To identify whether these trade ideas yield positive returns, the authors construct a dataset of 4 543 trade ideas from 688 analysts at 77 brokerage houses between 2000 and 2015. 

They then compare this to stock market data. 

The first obvious question is whether these trade ideas result in additional price reactions at the time of the announcement. They do. Trading buys and sells have average benchmark-adjusted returns of 0.91% and -1.96% over the day of the announcement and the following day. 

And the stock price impact continues to increase for three months after the trade idea is issued and exhibits no reversal – consistent with the fact that the information conveyed through trade ideas are permanent and stock prices do not fully incorporate all relevant trading call information at the time of the announcement.

The magnitudes are not insignificant. The results show that “both trading buys and sells generate significant benchmark and risk-adjusted returns. In economic terms, the buy portfolio generates a daily characteristic-adjusted (7-factor risk-adjusted) alpha of 4.5 (3.9) basis points, which corresponds to about 90 (78) basis points on a monthly basis. Magnitudes are about twice as large for sells.”

The paper explores many other questions. Do trade ideas based on news items solicit bigger returns than those based only on mispricing? Yes. Do trade ideas exhibit stronger price reactions for calls that are in the opposite direction of outstanding stock recommendations? Yes. Do trade ideas from larger brokers and all-star analysts have a greater price impact? Yes. 

Are institutional investors more likely to benefit from these trade ideas? It seems so. Using a different dataset of institutional investments, the authors find that “consistent with institutional investors perceiving trade ideas to add value, the increased trading is in the direction of the trade idea, and we do not find evidence of increased institutional trading in the direction contradicting the call”. 

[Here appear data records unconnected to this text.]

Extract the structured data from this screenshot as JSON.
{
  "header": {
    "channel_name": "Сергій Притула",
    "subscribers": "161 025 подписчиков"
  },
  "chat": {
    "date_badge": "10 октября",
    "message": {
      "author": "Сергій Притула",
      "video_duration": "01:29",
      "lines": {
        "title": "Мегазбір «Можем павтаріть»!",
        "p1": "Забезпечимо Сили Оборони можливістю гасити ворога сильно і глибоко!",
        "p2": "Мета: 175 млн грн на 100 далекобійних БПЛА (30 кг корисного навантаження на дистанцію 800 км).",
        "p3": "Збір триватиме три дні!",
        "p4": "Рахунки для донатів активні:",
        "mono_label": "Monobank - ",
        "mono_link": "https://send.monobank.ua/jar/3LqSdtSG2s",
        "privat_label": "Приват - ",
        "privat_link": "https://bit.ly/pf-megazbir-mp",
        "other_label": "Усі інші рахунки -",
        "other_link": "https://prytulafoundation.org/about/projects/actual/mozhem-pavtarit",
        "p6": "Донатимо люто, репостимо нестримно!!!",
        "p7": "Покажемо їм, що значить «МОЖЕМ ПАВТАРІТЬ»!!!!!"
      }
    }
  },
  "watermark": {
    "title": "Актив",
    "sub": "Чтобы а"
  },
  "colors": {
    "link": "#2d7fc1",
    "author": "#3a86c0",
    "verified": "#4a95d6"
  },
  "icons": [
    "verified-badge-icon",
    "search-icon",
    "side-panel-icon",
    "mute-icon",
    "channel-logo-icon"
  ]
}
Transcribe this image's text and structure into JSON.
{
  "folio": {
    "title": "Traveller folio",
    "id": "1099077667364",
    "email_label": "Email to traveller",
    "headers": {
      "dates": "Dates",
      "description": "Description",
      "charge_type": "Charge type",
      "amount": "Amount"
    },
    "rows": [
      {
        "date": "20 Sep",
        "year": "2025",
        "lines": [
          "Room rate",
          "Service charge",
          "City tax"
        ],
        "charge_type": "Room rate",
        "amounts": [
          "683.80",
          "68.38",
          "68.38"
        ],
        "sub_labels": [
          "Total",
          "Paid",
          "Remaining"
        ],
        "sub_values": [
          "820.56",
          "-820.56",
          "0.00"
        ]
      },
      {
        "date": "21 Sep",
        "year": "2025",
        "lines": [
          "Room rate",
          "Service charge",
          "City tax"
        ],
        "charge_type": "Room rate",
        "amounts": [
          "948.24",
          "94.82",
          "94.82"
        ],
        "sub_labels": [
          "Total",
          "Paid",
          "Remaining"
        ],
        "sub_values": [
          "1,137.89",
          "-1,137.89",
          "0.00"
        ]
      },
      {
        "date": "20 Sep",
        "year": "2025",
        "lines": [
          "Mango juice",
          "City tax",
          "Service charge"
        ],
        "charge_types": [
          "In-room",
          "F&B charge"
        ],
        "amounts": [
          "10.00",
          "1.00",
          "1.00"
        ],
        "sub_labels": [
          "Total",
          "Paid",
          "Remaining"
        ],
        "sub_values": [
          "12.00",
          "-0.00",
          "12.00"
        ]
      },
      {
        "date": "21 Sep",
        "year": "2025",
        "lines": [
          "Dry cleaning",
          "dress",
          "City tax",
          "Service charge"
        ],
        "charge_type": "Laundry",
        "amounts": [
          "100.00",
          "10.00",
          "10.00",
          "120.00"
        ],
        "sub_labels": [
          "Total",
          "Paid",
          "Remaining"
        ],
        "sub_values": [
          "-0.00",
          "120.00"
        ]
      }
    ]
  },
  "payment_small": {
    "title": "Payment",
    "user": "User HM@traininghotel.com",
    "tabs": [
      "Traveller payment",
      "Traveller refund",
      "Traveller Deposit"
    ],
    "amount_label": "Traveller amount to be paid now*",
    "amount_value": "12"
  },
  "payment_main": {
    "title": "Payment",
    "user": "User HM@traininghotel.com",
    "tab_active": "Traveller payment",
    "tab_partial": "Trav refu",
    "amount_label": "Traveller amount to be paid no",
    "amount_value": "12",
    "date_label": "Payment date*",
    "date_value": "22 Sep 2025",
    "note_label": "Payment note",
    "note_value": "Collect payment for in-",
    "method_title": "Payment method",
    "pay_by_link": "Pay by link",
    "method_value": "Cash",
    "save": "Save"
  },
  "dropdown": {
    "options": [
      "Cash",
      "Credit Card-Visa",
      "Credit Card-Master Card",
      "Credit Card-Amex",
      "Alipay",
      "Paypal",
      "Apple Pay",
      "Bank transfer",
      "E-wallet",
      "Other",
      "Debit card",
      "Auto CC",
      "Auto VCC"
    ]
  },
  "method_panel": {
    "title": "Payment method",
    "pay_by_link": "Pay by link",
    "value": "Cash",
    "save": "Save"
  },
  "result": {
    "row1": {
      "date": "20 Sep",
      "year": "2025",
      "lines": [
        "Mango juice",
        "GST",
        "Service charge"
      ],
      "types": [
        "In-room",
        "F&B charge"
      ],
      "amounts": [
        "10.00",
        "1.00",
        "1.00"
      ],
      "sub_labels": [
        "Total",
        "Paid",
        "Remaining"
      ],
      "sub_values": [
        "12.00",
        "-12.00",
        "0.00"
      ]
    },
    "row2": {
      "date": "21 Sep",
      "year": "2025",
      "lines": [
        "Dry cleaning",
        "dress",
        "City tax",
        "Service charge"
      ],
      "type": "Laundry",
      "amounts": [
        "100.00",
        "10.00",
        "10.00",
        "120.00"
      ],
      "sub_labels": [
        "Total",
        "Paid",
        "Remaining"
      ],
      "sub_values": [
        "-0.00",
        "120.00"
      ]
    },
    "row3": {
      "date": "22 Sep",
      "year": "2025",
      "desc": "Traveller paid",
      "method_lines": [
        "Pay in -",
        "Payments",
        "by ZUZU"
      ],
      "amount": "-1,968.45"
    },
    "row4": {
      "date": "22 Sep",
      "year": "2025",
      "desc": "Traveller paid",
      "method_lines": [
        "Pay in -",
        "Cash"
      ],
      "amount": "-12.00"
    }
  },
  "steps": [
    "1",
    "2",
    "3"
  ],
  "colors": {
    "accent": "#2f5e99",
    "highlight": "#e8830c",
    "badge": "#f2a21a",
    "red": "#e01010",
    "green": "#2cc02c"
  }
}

They also find no evidence of increased trading preceding the call. However, “when we focus only on trading activity by institutional clients of the broker generating the trading call, we find that commission-paying institutional clients exhibit statistically significant increases in trading activity as early as three days ahead of the announcement of trading call”. Being a client of a brokerage firm with an all-star analyst does have its benefits, it seems.

Finally, do the analysts with good trade ideas also generate better stock recommendations? They do. Stock upgrades are 0.63% higher for analysts producing trading research. This is about the same upgrade of an all-star analyst of 0.64%.

If this is true, why do not more analysts issue trade ideas? Trade ideas are riskier than calls based on fundamental analysis, as it is much easier to assess whether the idea is correct or not, given the short time horizon. But the authors show, issuing trade ideas can be a good career move: “We find that trading calls pay off for analysts who make them. Analysts who produce such calls are more likely to be subsequently included in the All-American Research Team roster.” 

Maybe I should pay more attention to those early morning emails in my inbox. 

Johan Fourie is associate professor in economics at Stellenbosch University.